When omitted, existing router configuration controls prefill tracking. The
reservation API does not accept or derive accounting from overlap fields.

## Reservation Lifecycle

```http
POST /reservations/{reservation_id}/prefill_complete
POST /reservations/{reservation_id}/output_block
DELETE /reservations/{reservation_id}
```

`prefill_complete` clears active prefill load. `output_block` updates only the
receiving selector's local decode-block accounting and accepts an optional
`decay_fraction` in `[0.0, 1.0]`. `DELETE` frees the reservation.

**NOTE:** Output-block updates are intentionally not replica-synchronized.
They can occur at high frequency, and broadcasting them would consume
disproportionate network bandwidth.

## Peer Planes

The selector has two independent peer configurations:

| Plane | Transport | Flags | Purpose |
|-------|-----------|-------|---------|
| Indexer recovery | HTTP | `--indexer-peers` | Fetch a compatible `/dump` during startup and replay KV events into the local indexer. |
| Replica synchronization | ZMQ | `--replica-sync-port`, `--replica-sync-peers` | Share admission, prefill-complete, and free events by model and tenant. |

Example:

```bash
.venv/bin/python -m dynamo.select_service \
  --port 8092 \
  --indexer-peers http://selector-b:8092 \
  --replica-sync-port 9092 \
  --replica-sync-peers 'tcp://selector-b:9092'
```

Configure the reverse peer direction on selector B for bidirectional lifecycle
synchronization. `GET /dump` exposes the selector's current indexer snapshot in
the same recovery format as the standalone indexer.

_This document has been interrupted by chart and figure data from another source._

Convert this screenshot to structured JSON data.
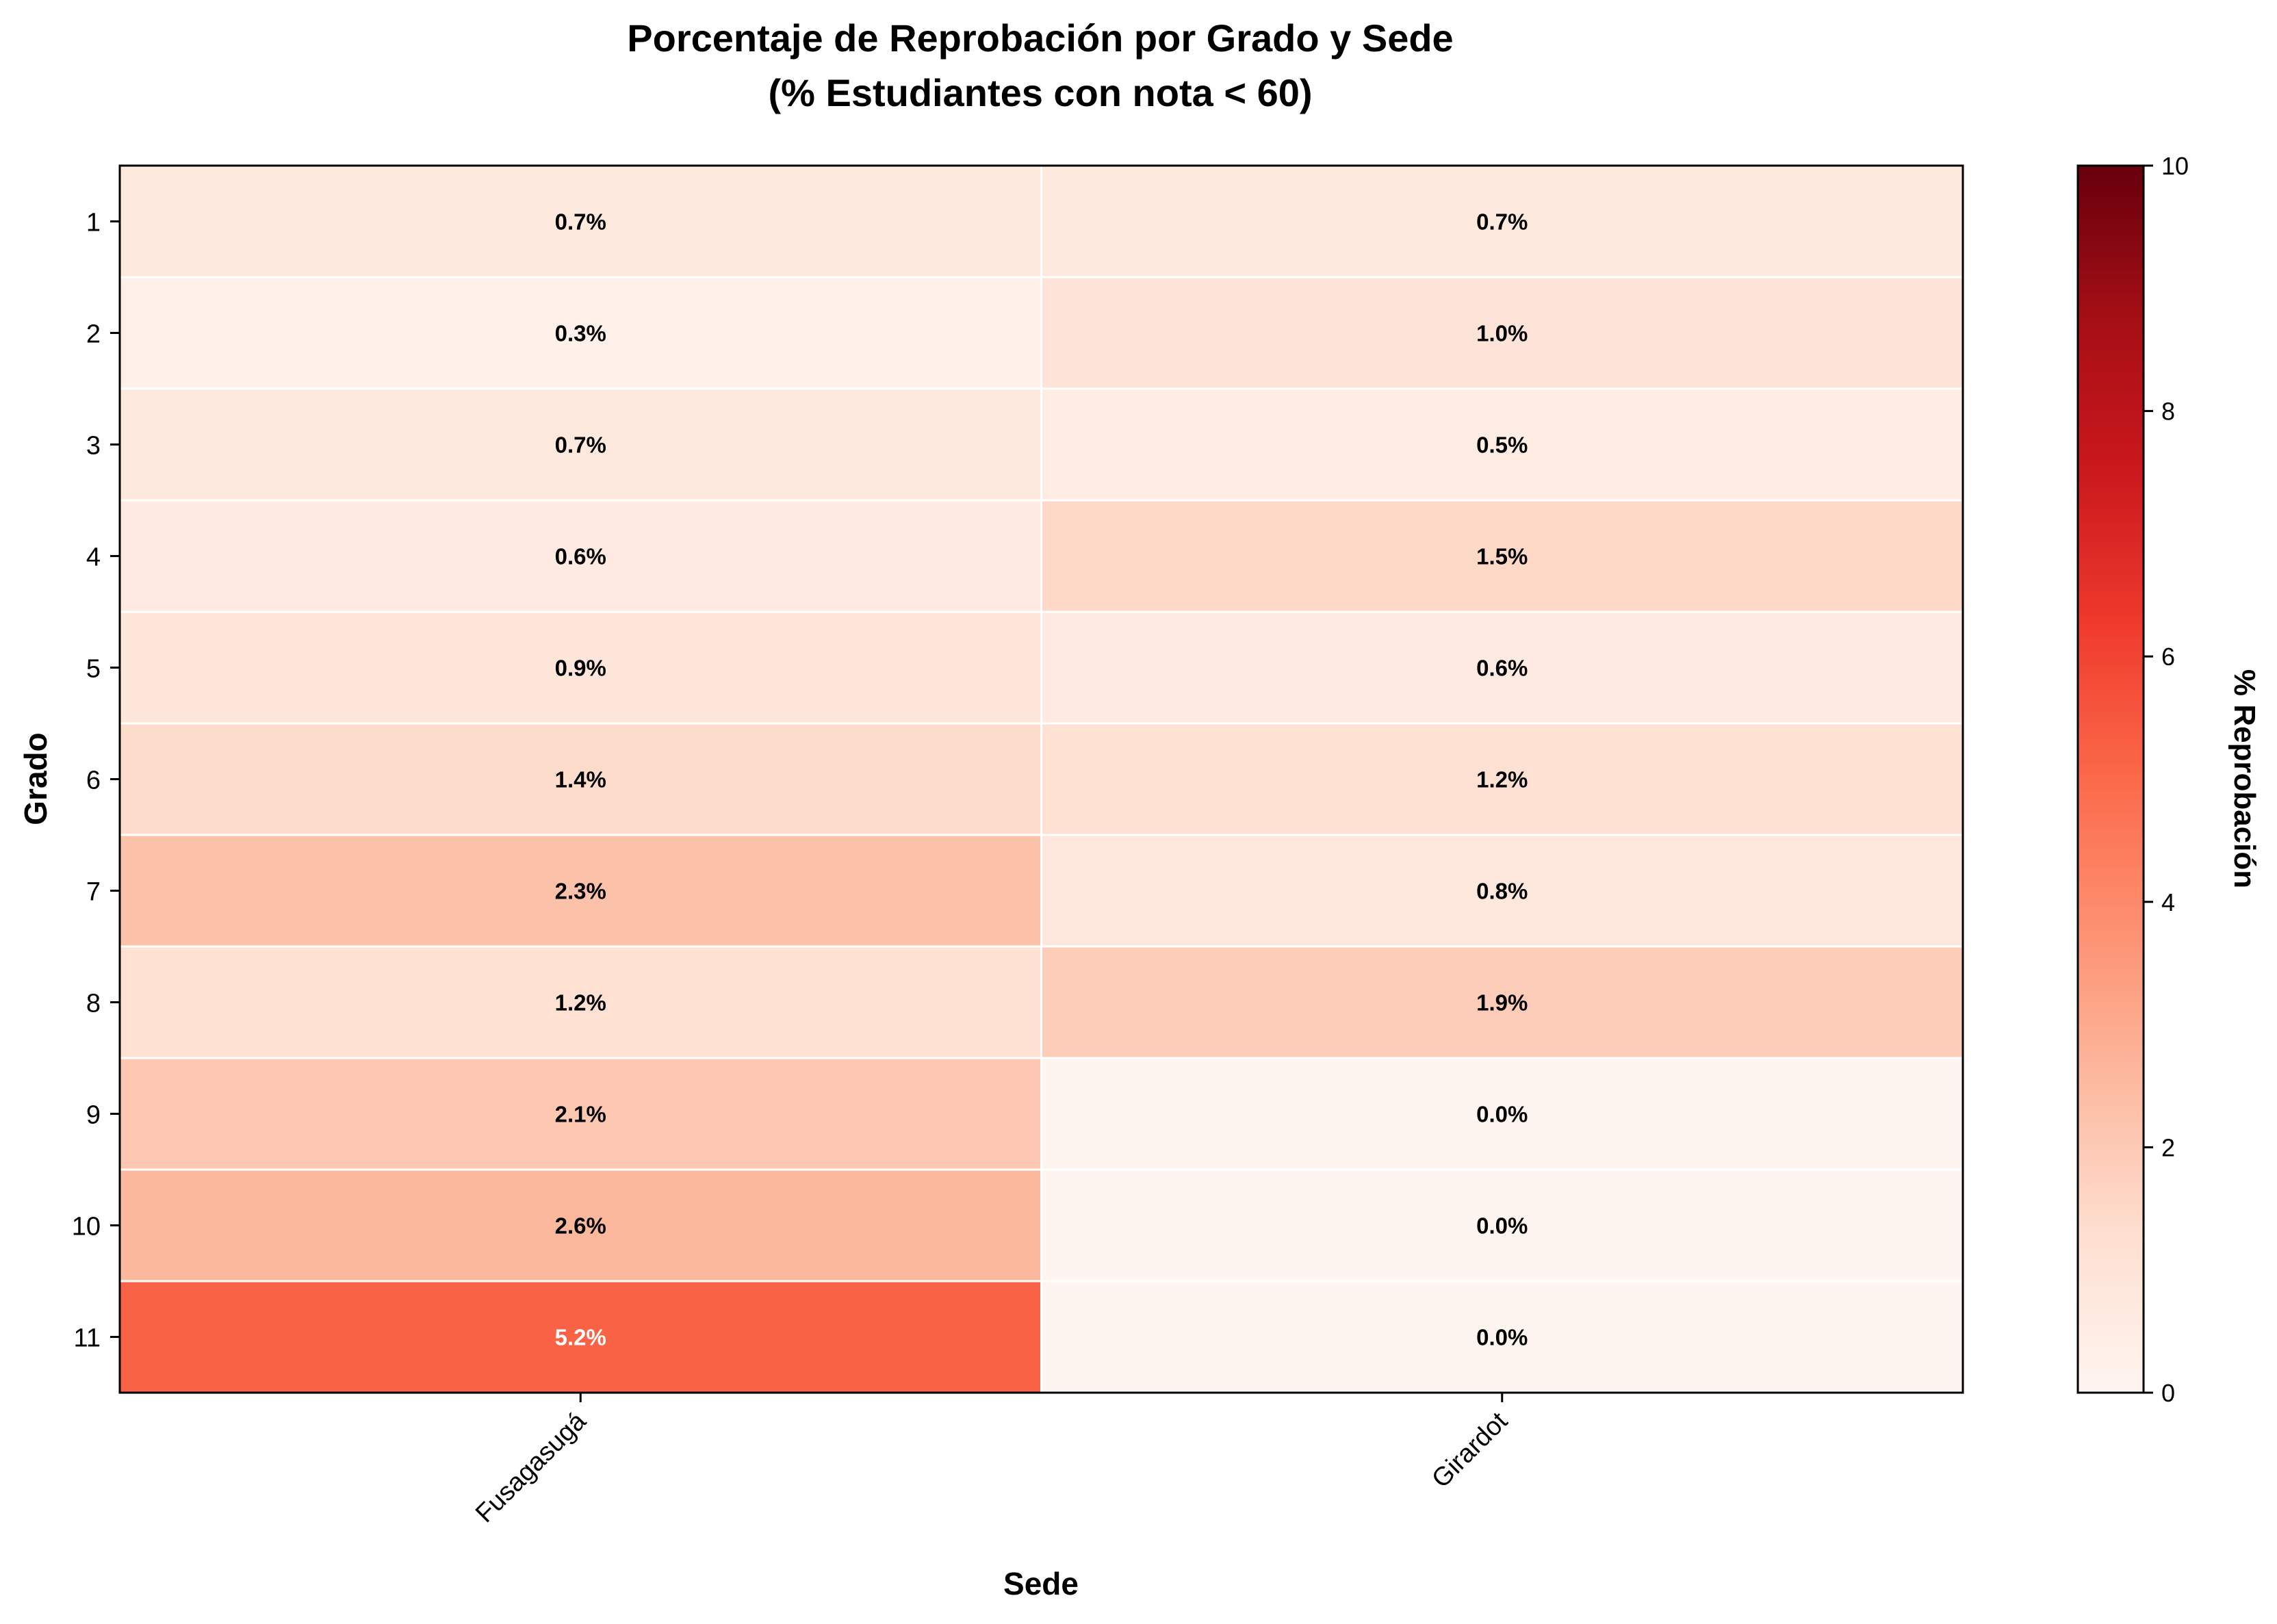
{
  "chart_data": {
    "type": "heatmap",
    "title": "Porcentaje de Reprobación por Grado y Sede",
    "subtitle": "(% Estudiantes con nota < 60)",
    "xlabel": "Sede",
    "ylabel": "Grado",
    "x_categories": [
      "Fusagasugá",
      "Girardot"
    ],
    "y_categories": [
      "1",
      "2",
      "3",
      "4",
      "5",
      "6",
      "7",
      "8",
      "9",
      "10",
      "11"
    ],
    "values": [
      [
        0.7,
        0.7
      ],
      [
        0.3,
        1.0
      ],
      [
        0.7,
        0.5
      ],
      [
        0.6,
        1.5
      ],
      [
        0.9,
        0.6
      ],
      [
        1.4,
        1.2
      ],
      [
        2.3,
        0.8
      ],
      [
        1.2,
        1.9
      ],
      [
        2.1,
        0.0
      ],
      [
        2.6,
        0.0
      ],
      [
        5.2,
        0.0
      ]
    ],
    "value_labels": [
      [
        "0.7%",
        "0.7%"
      ],
      [
        "0.3%",
        "1.0%"
      ],
      [
        "0.7%",
        "0.5%"
      ],
      [
        "0.6%",
        "1.5%"
      ],
      [
        "0.9%",
        "0.6%"
      ],
      [
        "1.4%",
        "1.2%"
      ],
      [
        "2.3%",
        "0.8%"
      ],
      [
        "1.2%",
        "1.9%"
      ],
      [
        "2.1%",
        "0.0%"
      ],
      [
        "2.6%",
        "0.0%"
      ],
      [
        "5.2%",
        "0.0%"
      ]
    ],
    "colorbar": {
      "label": "% Reprobación",
      "range": [
        0,
        10
      ],
      "ticks": [
        "0",
        "2",
        "4",
        "6",
        "8",
        "10"
      ],
      "colormap": "Reds",
      "colors": [
        "#fff5f0",
        "#fee0d2",
        "#fcbba1",
        "#fc9272",
        "#fb6a4a",
        "#ef3b2c",
        "#cb181d",
        "#a50f15",
        "#67000d"
      ]
    },
    "grid": false,
    "legend": "colorbar-right"
  }
}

Replica-sync peers may also be changed without restarting the selector:

```http
POST /replica_sync/register_peer
Content-Type: application/json

{"endpoint":"tcp://selector-b:9092"}
```

The same body is accepted by `POST /replica_sync/deregister_peer`.
`GET /replica_sync/peers` returns the sorted configured endpoints. Dynamic
membership is in-memory; after restart, only peers supplied through
`--replica-sync-peers` are restored. These routes only manage live ZMQ
replica-sync peers. They do not alter the HTTP indexer-recovery peers.

## Consistency Invariants

- Replica synchronization is bounded and best-effort. Delays, reordering,
  dropped events, and temporary active-load divergence are accepted.
- There is no sequencing, acknowledgement, replay, backpressure, or
  resynchronization for replica lifecycle events.
- Unknown worker, model, tenant, DP-rank, and block-size events are dropped.
  Register the same worker catalog on every selector before routing traffic.
- Admission, prefill-complete, and free are synchronized. Output-block growth
  remains local to avoid excessive network bandwidth.
- Startup recovery waits for recovered events to be submitted to the indexer,
  not for complete processing. Early selections may temporarily miss recovered
  KV state.
- `/select` followed by `/reservations` provides eventual, not atomic,
  cross-replica admission. Use `/select_and_reserve` for atomic local booking.
- Reservation IDs must be globally unique. Existing conflict and retry
  semantics are unchanged; no idempotency ledger is added.

## Inspection APIs

- `GET /loads` returns active-load snapshots, optionally filtered by
  `model_name` and `tenant_id`.
- `POST /potential_loads` estimates worker load for a prompt without selection.
- `POST /overlap_scores` returns per-worker/per-rank tiered overlap rows.
- `GET /dump` returns the compatible indexer recovery snapshot.